Given the types A,B , I am interested in the exact definition of std::common_type<A,B> , not taking into account the variational case of std::common_type<A...> for arbitrary types A... So let
using T = decltype(true ? std::declval<A>() : std::declval<B>()); using C = std::common_type<A,B>;
Now, according to a number of sources, I have found the following relationships (skipping typename for brevity):
cppreference.com : C::type = std::decay<T>::type
cplusplus.com : C::type = T
GCC 4.8.1 <type_traits> implementation: C::type = std::decay<T>::type if T valid, otherwise C does not contain a member ::type ("SFINAE-friendly")

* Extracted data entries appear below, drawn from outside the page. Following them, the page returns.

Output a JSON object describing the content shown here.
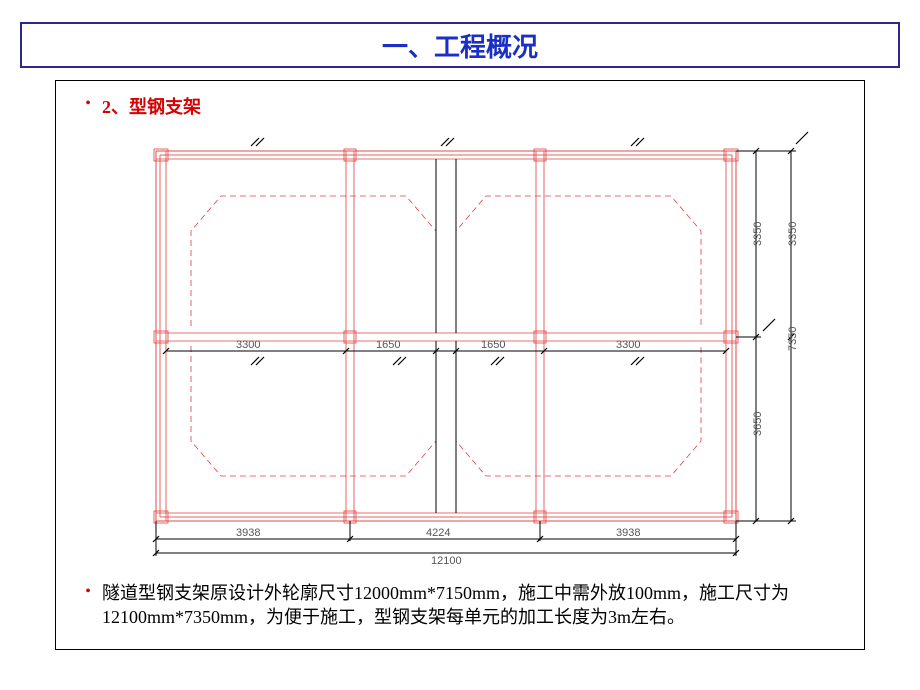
{
  "title": "一、工程概况",
  "subtitle": "2、型钢支架",
  "body": "隧道型钢支架原设计外轮廓尺寸12000mm*7150mm，施工中需外放100mm，施工尺寸为12100mm*7350mm，为便于施工，型钢支架每单元的加工长度为3m左右。",
  "diagram": {
    "bottom_dims": {
      "left": "3938",
      "mid": "4224",
      "right": "3938",
      "total": "12100"
    },
    "mid_dims": {
      "a": "3300",
      "b": "1650",
      "c": "1650",
      "d": "3300"
    },
    "right_dims_top": "3350",
    "right_dims_bottom": "3650",
    "far_right_top": "3350",
    "far_right_total": "7350"
  }
}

Clang 3.3 <type_traits> implementation: C::type = std::remove_reference<T>::type
I find the "SFINAE-friendly" version of GCC a minor detail, while std::remove_reference and std::decay practically the only difference with the built-in arrays and functions, plus cv-qualification, which again don't bother me, so my question is:
Should it be decay<T>::type or just T ? What is the rationale for using decay<T>::type ? It is only a representation of the result A() + B() , for example. for arithmetic expressions?
For example, experimenting a bit, I found that in the case of the definition of "just T " we have
common_type<int&,int&> = int& common_type<int&,long&> = long
that is, the lvalue reference is supported if the types are equal. This reflects the fact that
int a, b; (true ? a : b) = 0;
but
int a; long b; (true ? a : b) = 0;
no. This semantics of “permission of assignment if types are equal” is exactly what I need in a single application, and I tend to believe that common_type and decay should be two independent steps. Should I just use my own definitions?